Diversification Opportunities for Delta Air and Sun Country
0.85 | Correlation Coefficient |
Very poor diversification
The 3 months correlation between Delta and Sun is 0.85. Overlapping area represents the amount of risk that can be diversified away by holding Delta Air Lines and Sun Country Airlines in the same portfolio, assuming nothing else is changed. The correlation between historical prices or returns on Sun Country Airlines and Delta Air is a relative statistical measure of the degree to which these equity instruments tend to move together. The correlation coefficient measures the extent to which returns on Delta Air Lines are associated (or correlated) with Sun Country. Values of the correlation coefficient range from -1 to +1, where. The correlation of zero (0) is possible when the price movement of Sun Country Airlines has no effect on the direction of Delta Air i.e., Delta Air and Sun Country go up and down completely randomly.

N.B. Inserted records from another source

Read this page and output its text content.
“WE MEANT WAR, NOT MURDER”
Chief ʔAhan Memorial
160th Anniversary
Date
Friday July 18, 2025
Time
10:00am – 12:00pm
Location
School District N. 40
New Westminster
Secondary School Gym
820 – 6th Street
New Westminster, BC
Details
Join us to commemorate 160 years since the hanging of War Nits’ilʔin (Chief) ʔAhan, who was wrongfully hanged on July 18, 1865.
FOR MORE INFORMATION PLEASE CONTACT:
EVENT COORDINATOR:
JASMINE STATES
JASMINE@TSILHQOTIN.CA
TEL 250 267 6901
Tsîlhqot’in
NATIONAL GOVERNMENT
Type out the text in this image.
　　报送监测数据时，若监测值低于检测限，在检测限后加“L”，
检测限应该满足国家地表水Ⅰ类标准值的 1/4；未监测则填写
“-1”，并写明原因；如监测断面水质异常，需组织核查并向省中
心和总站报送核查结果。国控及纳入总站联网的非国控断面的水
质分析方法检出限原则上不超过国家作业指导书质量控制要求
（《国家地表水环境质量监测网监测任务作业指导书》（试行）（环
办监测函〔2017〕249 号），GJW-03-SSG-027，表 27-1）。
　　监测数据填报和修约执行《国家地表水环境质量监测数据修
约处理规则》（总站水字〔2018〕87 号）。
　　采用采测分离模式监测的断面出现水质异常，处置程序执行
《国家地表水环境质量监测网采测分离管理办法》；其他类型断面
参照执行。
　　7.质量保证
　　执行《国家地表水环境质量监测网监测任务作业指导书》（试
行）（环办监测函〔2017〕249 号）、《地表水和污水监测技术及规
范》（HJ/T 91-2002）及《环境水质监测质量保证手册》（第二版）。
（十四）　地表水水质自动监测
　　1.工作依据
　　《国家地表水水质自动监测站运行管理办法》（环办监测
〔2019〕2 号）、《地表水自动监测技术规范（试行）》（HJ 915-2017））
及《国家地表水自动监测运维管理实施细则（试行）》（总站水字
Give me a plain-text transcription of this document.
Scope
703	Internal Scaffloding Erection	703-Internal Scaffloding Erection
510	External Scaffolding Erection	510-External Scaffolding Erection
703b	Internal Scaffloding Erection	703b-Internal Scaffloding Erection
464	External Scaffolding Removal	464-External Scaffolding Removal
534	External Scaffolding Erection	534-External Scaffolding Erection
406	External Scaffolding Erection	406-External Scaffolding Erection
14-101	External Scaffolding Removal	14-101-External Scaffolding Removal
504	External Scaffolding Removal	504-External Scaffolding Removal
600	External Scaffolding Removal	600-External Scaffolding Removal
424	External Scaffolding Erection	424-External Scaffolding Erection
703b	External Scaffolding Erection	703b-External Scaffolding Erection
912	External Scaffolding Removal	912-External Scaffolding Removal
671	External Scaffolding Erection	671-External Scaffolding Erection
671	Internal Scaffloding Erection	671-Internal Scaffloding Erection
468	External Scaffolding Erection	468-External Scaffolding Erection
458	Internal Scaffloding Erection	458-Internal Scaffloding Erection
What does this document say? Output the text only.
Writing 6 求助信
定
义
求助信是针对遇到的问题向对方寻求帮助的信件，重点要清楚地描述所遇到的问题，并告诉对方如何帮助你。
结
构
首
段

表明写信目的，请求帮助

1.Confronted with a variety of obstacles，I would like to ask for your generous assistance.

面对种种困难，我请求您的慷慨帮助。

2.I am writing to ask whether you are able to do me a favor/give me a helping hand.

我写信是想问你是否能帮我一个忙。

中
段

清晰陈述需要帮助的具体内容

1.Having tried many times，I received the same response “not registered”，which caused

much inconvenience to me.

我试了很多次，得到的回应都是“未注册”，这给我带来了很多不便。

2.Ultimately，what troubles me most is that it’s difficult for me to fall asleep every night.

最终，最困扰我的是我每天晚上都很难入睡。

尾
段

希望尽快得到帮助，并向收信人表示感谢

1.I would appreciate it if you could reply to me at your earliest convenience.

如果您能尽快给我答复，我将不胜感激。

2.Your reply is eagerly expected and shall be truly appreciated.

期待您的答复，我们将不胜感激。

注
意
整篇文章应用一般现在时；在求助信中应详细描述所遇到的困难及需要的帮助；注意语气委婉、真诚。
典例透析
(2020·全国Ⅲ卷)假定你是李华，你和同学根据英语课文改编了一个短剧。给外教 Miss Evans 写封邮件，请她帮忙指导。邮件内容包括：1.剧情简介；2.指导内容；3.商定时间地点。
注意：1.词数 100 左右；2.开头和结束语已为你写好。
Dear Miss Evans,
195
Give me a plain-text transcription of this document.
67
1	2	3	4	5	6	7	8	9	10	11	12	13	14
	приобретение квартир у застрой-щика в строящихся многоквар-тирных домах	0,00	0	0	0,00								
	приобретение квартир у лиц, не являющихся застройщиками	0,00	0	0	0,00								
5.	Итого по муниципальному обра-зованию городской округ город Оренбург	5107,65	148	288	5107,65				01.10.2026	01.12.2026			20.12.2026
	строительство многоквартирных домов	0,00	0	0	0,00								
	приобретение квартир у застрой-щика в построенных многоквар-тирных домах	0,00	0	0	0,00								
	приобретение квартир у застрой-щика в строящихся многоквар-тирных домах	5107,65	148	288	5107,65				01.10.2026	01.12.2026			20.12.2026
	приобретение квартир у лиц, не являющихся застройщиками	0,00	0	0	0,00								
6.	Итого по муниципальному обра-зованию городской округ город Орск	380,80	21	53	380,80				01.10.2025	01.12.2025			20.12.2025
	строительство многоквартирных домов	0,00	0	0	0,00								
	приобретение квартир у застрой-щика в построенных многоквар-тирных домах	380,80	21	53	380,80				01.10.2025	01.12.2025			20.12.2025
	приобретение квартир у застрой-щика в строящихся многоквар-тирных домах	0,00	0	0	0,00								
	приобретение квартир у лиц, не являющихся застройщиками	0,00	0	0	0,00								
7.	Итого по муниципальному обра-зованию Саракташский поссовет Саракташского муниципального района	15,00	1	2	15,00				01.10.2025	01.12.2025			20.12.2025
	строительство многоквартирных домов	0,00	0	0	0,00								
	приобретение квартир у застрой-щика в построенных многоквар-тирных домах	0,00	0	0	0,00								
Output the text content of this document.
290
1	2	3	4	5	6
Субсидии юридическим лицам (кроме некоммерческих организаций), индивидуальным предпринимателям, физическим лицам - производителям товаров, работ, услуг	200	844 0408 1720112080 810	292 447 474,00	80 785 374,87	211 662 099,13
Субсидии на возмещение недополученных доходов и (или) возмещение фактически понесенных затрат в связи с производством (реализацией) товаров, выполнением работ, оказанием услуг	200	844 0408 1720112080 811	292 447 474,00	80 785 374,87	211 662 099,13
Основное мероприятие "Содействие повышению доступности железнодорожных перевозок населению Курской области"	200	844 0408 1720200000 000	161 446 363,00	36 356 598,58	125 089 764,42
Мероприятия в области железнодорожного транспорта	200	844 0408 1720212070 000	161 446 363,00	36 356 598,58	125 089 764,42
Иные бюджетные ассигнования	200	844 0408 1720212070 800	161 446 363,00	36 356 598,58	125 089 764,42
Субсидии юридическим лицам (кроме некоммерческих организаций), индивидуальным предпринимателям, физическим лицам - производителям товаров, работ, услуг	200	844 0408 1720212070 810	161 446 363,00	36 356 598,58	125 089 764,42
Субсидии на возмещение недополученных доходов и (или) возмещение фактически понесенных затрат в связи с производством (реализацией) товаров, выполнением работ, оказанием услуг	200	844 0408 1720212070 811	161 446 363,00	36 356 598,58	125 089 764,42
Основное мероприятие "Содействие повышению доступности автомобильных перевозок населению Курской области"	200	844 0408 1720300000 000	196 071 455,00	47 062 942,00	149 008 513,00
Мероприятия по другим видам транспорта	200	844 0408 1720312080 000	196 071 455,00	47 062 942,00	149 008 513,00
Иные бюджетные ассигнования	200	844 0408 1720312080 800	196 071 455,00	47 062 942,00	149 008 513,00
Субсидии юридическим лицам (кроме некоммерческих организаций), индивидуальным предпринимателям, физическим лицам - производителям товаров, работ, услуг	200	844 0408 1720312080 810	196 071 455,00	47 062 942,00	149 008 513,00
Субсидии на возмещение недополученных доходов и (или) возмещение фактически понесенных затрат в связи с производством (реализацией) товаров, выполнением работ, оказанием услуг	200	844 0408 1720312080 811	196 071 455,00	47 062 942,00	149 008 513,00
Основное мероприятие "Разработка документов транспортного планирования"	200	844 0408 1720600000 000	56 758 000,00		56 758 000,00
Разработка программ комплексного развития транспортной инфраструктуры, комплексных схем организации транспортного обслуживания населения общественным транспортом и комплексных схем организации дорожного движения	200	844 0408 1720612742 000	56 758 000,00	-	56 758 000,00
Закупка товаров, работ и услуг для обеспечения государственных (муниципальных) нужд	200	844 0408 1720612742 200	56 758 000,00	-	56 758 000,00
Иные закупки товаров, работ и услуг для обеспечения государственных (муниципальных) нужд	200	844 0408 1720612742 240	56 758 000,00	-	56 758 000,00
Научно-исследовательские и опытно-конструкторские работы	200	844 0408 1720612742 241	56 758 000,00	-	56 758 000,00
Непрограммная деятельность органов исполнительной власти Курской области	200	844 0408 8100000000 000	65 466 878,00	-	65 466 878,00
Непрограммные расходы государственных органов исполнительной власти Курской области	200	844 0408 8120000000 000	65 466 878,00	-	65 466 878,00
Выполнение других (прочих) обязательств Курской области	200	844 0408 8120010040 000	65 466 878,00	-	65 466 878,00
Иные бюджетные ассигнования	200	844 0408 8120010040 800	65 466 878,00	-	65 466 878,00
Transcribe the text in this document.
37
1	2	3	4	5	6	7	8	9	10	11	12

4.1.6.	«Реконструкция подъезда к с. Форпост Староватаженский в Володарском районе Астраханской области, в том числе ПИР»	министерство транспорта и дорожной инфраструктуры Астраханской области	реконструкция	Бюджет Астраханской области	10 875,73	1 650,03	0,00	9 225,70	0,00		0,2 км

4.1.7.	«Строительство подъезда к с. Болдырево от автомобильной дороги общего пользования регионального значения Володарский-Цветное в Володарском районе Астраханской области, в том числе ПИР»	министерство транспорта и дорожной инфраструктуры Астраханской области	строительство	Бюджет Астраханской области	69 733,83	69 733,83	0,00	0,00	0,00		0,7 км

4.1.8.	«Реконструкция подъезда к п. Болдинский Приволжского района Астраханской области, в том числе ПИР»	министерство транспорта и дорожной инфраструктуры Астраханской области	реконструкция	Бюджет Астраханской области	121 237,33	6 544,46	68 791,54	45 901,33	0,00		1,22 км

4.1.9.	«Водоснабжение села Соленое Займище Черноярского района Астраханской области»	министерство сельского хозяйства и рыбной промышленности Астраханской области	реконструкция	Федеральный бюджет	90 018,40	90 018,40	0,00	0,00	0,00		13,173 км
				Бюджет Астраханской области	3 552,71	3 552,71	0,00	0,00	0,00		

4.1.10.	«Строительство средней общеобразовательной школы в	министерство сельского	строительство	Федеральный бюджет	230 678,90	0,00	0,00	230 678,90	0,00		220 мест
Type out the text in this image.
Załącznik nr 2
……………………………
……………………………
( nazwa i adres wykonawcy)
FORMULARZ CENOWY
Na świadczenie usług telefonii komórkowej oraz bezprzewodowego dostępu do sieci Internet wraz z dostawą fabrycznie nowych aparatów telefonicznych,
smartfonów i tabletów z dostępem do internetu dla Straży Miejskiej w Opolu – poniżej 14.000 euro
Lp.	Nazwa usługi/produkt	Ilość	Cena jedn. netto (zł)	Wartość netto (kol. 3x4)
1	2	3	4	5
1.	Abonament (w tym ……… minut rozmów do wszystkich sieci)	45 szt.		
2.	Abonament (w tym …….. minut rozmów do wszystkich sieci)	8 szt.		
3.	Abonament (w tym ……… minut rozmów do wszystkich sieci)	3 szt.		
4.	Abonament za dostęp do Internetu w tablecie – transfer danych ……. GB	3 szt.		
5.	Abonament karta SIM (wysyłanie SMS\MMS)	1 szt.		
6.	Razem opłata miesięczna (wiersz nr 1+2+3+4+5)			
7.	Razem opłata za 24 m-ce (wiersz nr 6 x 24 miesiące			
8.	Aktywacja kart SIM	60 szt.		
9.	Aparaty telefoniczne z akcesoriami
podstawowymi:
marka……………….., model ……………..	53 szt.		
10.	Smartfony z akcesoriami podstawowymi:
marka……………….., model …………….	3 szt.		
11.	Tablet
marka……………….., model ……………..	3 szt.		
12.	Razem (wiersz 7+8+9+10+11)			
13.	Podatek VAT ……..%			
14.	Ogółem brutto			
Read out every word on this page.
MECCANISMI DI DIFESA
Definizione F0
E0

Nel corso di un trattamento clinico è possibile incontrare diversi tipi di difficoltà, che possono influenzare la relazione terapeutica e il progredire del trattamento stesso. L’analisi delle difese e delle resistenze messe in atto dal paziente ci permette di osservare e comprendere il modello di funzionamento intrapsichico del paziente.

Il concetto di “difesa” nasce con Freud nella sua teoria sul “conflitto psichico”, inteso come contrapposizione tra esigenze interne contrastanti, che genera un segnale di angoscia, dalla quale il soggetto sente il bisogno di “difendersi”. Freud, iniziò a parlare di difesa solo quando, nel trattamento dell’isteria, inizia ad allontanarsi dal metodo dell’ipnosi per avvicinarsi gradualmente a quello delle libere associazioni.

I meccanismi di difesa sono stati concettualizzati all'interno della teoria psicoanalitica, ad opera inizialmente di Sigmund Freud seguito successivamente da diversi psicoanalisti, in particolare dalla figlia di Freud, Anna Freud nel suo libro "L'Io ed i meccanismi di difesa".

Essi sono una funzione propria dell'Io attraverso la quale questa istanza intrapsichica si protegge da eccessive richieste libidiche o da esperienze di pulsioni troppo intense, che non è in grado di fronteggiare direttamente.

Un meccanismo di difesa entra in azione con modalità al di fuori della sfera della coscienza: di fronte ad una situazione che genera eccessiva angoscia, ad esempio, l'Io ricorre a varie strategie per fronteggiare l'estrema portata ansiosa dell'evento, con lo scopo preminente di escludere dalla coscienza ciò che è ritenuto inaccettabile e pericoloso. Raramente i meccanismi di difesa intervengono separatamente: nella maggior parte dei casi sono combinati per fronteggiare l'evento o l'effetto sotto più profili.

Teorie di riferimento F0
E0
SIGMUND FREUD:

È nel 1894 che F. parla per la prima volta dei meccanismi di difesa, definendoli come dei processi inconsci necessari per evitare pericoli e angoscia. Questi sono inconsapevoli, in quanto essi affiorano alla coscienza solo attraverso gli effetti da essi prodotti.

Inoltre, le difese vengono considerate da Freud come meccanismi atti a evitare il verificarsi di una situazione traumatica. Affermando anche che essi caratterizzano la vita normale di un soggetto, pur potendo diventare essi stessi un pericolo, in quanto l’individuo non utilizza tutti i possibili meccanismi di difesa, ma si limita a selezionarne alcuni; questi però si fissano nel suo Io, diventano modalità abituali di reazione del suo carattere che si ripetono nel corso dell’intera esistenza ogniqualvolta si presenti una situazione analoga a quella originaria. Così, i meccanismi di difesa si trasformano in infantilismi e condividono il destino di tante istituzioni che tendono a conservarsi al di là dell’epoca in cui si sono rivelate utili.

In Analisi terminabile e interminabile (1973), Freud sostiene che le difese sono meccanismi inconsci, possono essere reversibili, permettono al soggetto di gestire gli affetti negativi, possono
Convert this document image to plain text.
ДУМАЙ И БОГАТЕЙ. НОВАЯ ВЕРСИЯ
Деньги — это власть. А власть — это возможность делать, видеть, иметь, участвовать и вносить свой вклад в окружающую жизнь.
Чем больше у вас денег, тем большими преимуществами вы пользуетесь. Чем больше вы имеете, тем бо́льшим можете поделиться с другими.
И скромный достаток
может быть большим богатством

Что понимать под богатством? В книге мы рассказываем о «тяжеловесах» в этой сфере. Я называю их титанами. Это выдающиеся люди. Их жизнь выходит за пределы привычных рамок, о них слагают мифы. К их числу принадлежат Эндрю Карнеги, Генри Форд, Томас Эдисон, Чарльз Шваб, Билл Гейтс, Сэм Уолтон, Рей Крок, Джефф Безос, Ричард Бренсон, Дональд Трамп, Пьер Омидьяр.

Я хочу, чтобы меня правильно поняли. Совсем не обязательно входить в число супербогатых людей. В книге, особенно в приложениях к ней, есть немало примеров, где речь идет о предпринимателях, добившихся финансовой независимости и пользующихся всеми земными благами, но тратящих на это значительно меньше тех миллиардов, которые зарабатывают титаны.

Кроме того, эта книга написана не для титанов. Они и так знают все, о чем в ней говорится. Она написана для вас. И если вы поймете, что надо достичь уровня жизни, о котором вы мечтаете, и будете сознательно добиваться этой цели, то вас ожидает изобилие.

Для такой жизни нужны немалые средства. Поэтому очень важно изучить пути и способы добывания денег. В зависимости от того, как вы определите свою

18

Pair Corralation between Delta Air and Sun Country
Considering the 90-day investment horizon Delta Air Lines is expected to generate 0.62 times more return on investment than Sun Country. However, Delta Air Lines is 1.62 times less risky than Sun Country. It trades about 0.31 of its potential returns per unit of risk. Sun Country Airlines is currently generating about 0.14 per unit of risk. If you would invest 4,225 in Delta Air Lines on September 1, 2024 and sell it today you would earn a total of 2,157 from holding Delta Air Lines or generate 51.05% return on investment over 90 days.
Time Period | 3 Months [change] |
Direction | Moves Together |
Strength | Strong |
Accuracy | 100.0% |
Values | Daily Returns |
Delta Air Lines vs. Sun Country Airlines
Performance |
Timeline |
Delta Air Lines |
Sun Country Airlines |
Delta Air and Sun Country Volatility Contrast
Predicted Return Density |
Returns |
Pair Trading with Delta Air and Sun Country
The main advantage of trading using opposite Delta Air and Sun Country positions is that it hedges away some unsystematic risk. Because of two separate transactions, even if Delta Air position performs unexpectedly, Sun Country can make up some of the losses. Pair trading also minimizes risk from directional movements in the market. For example, if an entire industry or sector drops because of unexpected headlines, the short position in Sun Country will offset losses from the drop in Sun Country's long position.Delta Air vs. Canadian Pacific Railway | Delta Air vs. Werner Enterprises | Delta Air vs. Canadian National Railway | Delta Air vs. CSX Corporation |
Sun Country vs. JetBlue Airways Corp | Sun Country vs. Allegiant Travel | Sun Country vs. Copa Holdings SA | Sun Country vs. SkyWest |
Check out your portfolio center.Note that this page's information should be used as a complementary analysis to find the right mix of equity instruments to add to your existing portfolios or create a brand new portfolio. You can also try the AI Portfolio Architect module to use AI to generate optimal portfolios and find profitable investment opportunities.